Swift und Zentralbank Finanzmärkte durch Sanktionen gegen Russland belastet

Eine Außenansicht des Gebäudes der russischen Zentralbank in Moskau. Foto: Yuri Kochetkov/EPA/dpa/Archivbild/dpa

Die Marktreaktionen auf den von Russland entfachten Krieg in Europa sind bisher überschaubar. Von Panik sei keine Spur, auch wenn die Schwankungen groß bleiben dürften, betonen Analysten.

Frankfurt/Main - Die übers Wochenende verschärften Sanktionen des Westens gegen Russland treffen die Finanzmärkte zum Wochenstart schwer. Steigende Preise für Rohstoffe wie Öl könnten die Inflation weiter anheizen.

Zudem droht der Handel mit Russland in vielen Bereichen zum Erliegen zu kommen nach dem Ausschluss großer russischer Finanzinstitute aus dem Banken-Kommunikationsnetzwerk Swift. Investoren setzen auf Anlagen, die als sichere Häfen gelten, wie den US-Dollar, Anleihen oder Gold. Der russische Rubel stürzt ab.

"Präsident Putin wird nun akzeptieren müssen, dass die westlichen Mächte bereit sind, zur Bestrafung Russlands einige wirtschaftliche Schmerzen in Kauf zu nehmen", schrieb Analyst Jeffrey Halley vom Broker Oanda in einem Marktkommentar.

Russisches Finanzsystem isoliert

So zieht der Westen die Sanktionsschraube gegen Russland weiter an und will zudem zusätzliche Waffen an die ukrainischen Streitkräfte liefern. In der Nacht zum Montag setzte die Europäische Union ihre schwerwiegenden Sanktionen gegen die russische Zentralbank in Kraft. Sie umfassen nach Angaben von EU-Kommissionspräsidentin Ursula von der Leyen ein Verbot von Transaktionen mit dem Finanzinstitut. Zudem werden alle Vermögenswerte der Bank in der EU eingefroren.

Der russische Rubel ging daraufhin auf Talfahrt. Zuletzt mussten für einen US-Dollar 112 Rubel gezahlt werden, ein Drittel mehr als am Freitag. Da half es wenig, dass die russische Notenbank den Leitzins um 10,5 Prozentpunkte auf 20,0 Prozent anhob.

Russlands Zentralbank will auch mit weiteren Maßnahmen dem heimischen Finanzsystem unter die Arme greifen.

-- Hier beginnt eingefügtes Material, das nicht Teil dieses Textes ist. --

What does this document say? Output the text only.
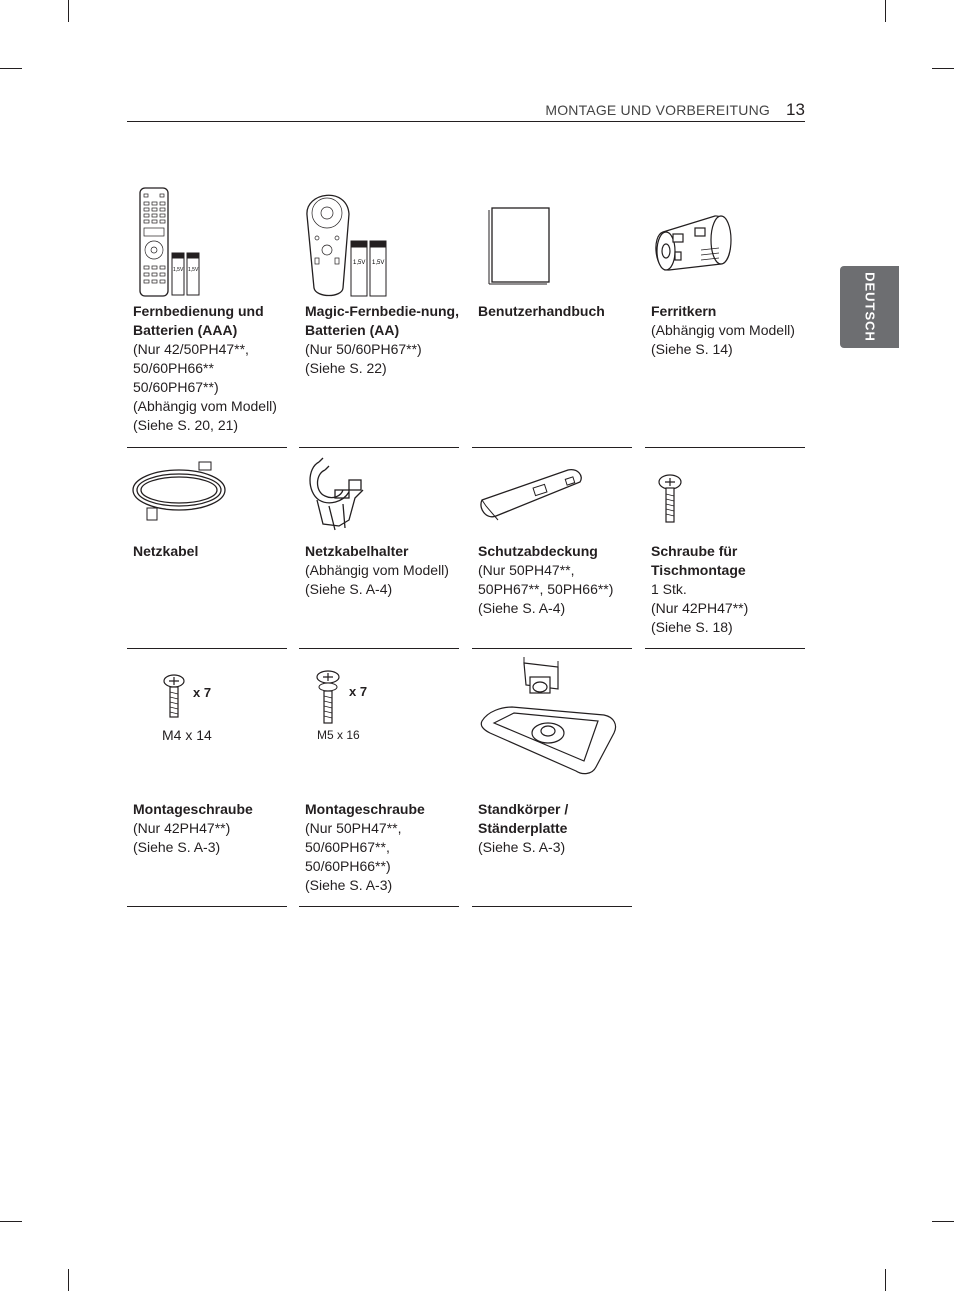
MONTAGE UND VORBEREITUNG 13
DEUTSCH
1,5V 1,5V
Fernbedienung und Batterien (AAA)
(Nur 42/50PH47**,
50/60PH66**
50/60PH67**)
(Abhängig vom Modell)
(Siehe S. 20, 21)
1,5V 1,5V
Magic-Fernbedie-nung, Batterien (AA)
(Nur 50/60PH67**)
(Siehe S. 22)
Benutzerhandbuch	Ferritkern
(Abhängig vom Modell)
(Siehe S. 14)
Netzkabel	Netzkabelhalter
(Abhängig vom Modell)
(Siehe S. A-4)
Schutzabdeckung
(Nur 50PH47**,
50PH67**, 50PH66**)
(Siehe S. A-4)
Schraube für Tischmontage
1 Stk.
(Nur 42PH47**)
(Siehe S. 18)
x 7
M4 x 14
Montageschraube
(Nur 42PH47**)
(Siehe S. A-3)
x 7
M5 x 16
Montageschraube
(Nur 50PH47**,
50/60PH67**,
50/60PH66**)
(Siehe S. A-3)
Standkörper / Ständerplatte
(Siehe S. A-3)
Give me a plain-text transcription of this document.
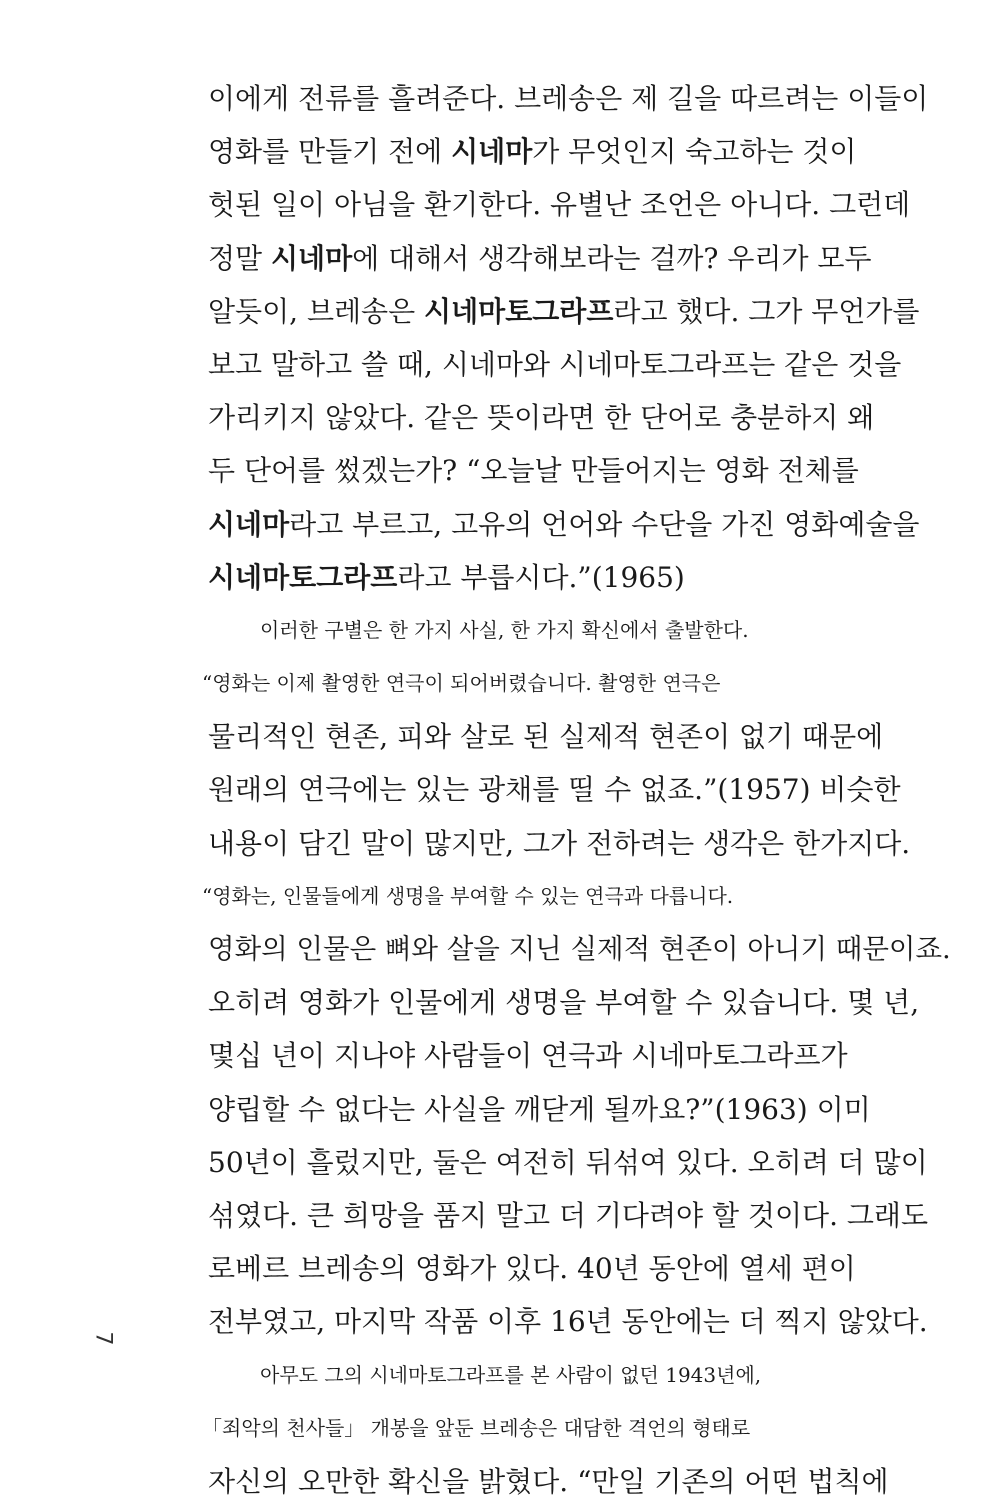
이에게 전류를 흘려준다. 브레송은 제 길을 따르려는 이들이
영화를 만들기 전에 시네마가 무엇인지 숙고하는 것이
헛된 일이 아님을 환기한다. 유별난 조언은 아니다. 그런데
정말 시네마에 대해서 생각해보라는 걸까? 우리가 모두
알듯이, 브레송은 시네마토그라프라고 했다. 그가 무언가를
보고 말하고 쓸 때, 시네마와 시네마토그라프는 같은 것을
가리키지 않았다. 같은 뜻이라면 한 단어로 충분하지 왜
두 단어를 썼겠는가? “오늘날 만들어지는 영화 전체를
시네마라고 부르고, 고유의 언어와 수단을 가진 영화예술을
시네마토그라프라고 부릅시다.”(1965)
이러한 구별은 한 가지 사실, 한 가지 확신에서 출발한다.
“영화는 이제 촬영한 연극이 되어버렸습니다. 촬영한 연극은
물리적인 현존, 피와 살로 된 실제적 현존이 없기 때문에
원래의 연극에는 있는 광채를 띨 수 없죠.”(1957) 비슷한
내용이 담긴 말이 많지만, 그가 전하려는 생각은 한가지다.
“영화는, 인물들에게 생명을 부여할 수 있는 연극과 다릅니다.
영화의 인물은 뼈와 살을 지닌 실제적 현존이 아니기 때문이죠.
오히려 영화가 인물에게 생명을 부여할 수 있습니다. 몇 년,
몇십 년이 지나야 사람들이 연극과 시네마토그라프가
양립할 수 없다는 사실을 깨닫게 될까요?”(1963) 이미
50년이 흘렀지만, 둘은 여전히 뒤섞여 있다. 오히려 더 많이
섞였다. 큰 희망을 품지 말고 더 기다려야 할 것이다. 그래도
로베르 브레송의 영화가 있다. 40년 동안에 열세 편이
전부였고, 마지막 작품 이후 16년 동안에는 더 찍지 않았다.
아무도 그의 시네마토그라프를 본 사람이 없던 1943년에,
「죄악의 천사들」 개봉을 앞둔 브레송은 대담한 격언의 형태로
자신의 오만한 확신을 밝혔다. “만일 기존의 어떤 법칙에
7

So wurde es Wertpapierhändlern ab sofort untersagt, russische Wertpapiere im Besitz von Ausländern zu verkaufen, wie die Bank am Montagmorgen mitteilte. Mit Kapitalspritzen und Fremdwährungsgeschäften sollen zudem heimische Geldinstitute gestützt werden.

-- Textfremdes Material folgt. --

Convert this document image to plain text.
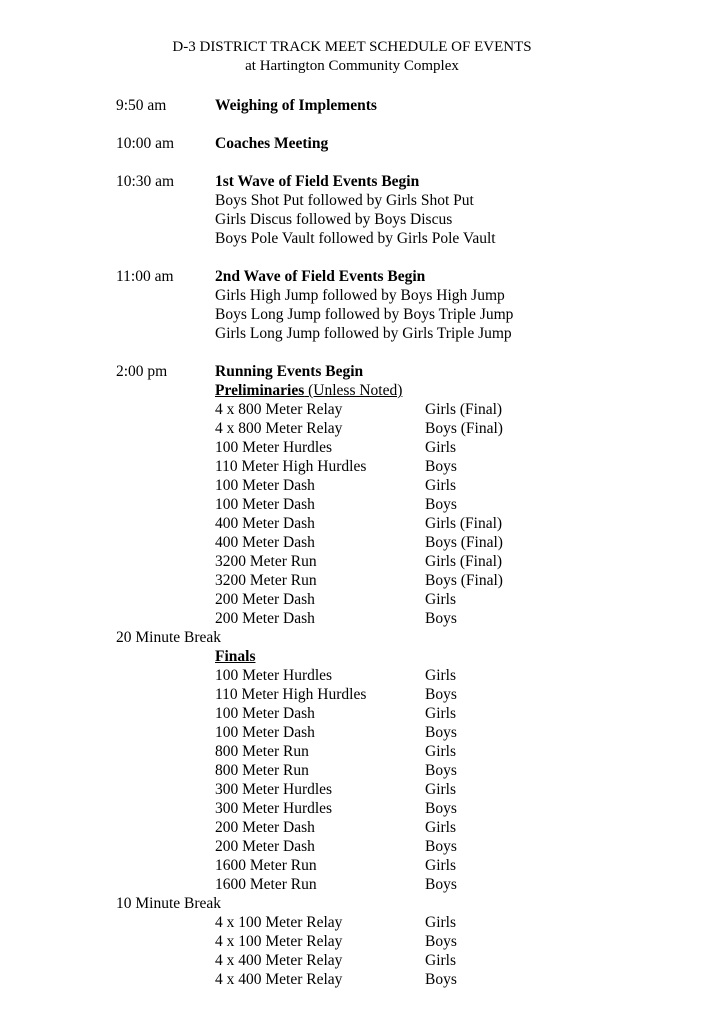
D-3 DISTRICT TRACK MEET SCHEDULE OF EVENTS
at Hartington Community Complex
9:50 am	Weighing of Implements
10:00 am	Coaches Meeting
10:30 am	1st Wave of Field Events Begin
Boys Shot Put followed by Girls Shot Put
Girls Discus followed by Boys Discus
Boys Pole Vault followed by Girls Pole Vault
11:00 am	2nd Wave of Field Events Begin
Girls High Jump followed by Boys High Jump
Boys Long Jump followed by Boys Triple Jump
Girls Long Jump followed by Girls Triple Jump
2:00 pm	Running Events Begin
Preliminaries (Unless Noted)
4 x 800 Meter Relay	Girls (Final)
4 x 800 Meter Relay	Boys (Final)
100 Meter Hurdles	Girls
110 Meter High Hurdles	Boys
100 Meter Dash	Girls
100 Meter Dash	Boys
400 Meter Dash	Girls (Final)
400 Meter Dash	Boys (Final)
3200 Meter Run	Girls (Final)
3200 Meter Run	Boys (Final)
200 Meter Dash	Girls
200 Meter Dash	Boys
20 Minute Break
Finals
100 Meter Hurdles	Girls
110 Meter High Hurdles	Boys
100 Meter Dash	Girls
100 Meter Dash	Boys
800 Meter Run	Girls
800 Meter Run	Boys
300 Meter Hurdles	Girls
300 Meter Hurdles	Boys
200 Meter Dash	Girls
200 Meter Dash	Boys
1600 Meter Run	Girls
1600 Meter Run	Boys
10 Minute Break
4 x 100 Meter Relay	Girls
4 x 100 Meter Relay	Boys
4 x 400 Meter Relay	Girls
4 x 400 Meter Relay	Boys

Nicht alle Bereiche von Swift-Ausschluss betroffen

Zudem beschlossen Deutschland, die USA und andere westliche Verbündete einen Ausschluss russischer Finanzinstitute aus dem Banken-Kommunikationsnetzwerk Swift. Experten zufolge wird das aber auch die deutsche Wirtschaft belasten, der Handel mit Russland könnte in weiten Teilen zum Erliegen kommen. Dabei scheint es aber der Bundesregierung wichtig gewesen zu sein, dass Gas- und andere Rohstofflieferungen weiterhin bezahlt werden können. Das könne über die im Swift-System verbleibenden Banken geschehen, hieß es.

Der europäische Gaspreis schnellte am Montagmorgen dennoch um ein Drittel in die Höhe. Der Ölpreis legte um mehr als 5 Prozent zu. Für ein Fass (159 Liter) der Nordseesorte Brent mussten wieder mehr als 100 Dollar gezahlt werden.

Am Aktienmarkt sank der Dax zum Handelsstart um 2,1 Prozent. Damit hielt sich der deutsche Leitindex klar über der Marke von 14.000 Punkten. Deutliche Kursgewinne bei Rüstungswerten wurden zu einem Gegenpol gegen die marktbreiten Kursverluste, nachdem Bundeskanzler Olaf Scholz (SPD) am Sonntag im Bundestag ankündigte, dass die Bundeswehr 100 Milliarden Euro erhalten wird. So sprang die Aktie von Rheinmetall um rund 40 Prozent nach oben.

Der Kurs des US-Dollar stieg denn auch im Vergleich zum Euro. Zuletzt mussten für einen Euro 1,1192 Dollar gezahlt werden. Der Preis für Gold stieg um ein halbes Prozent auf rund 1900 Dollar. Damit blieb der Kurs aber unter seinem Vorwochenhoch. Für den Februar notiert das Edelmetall weiterhin deutlich im Plus. Deutsche Bundesanleihen sind am Montag mit Kursgewinnen in den Handel gestartet.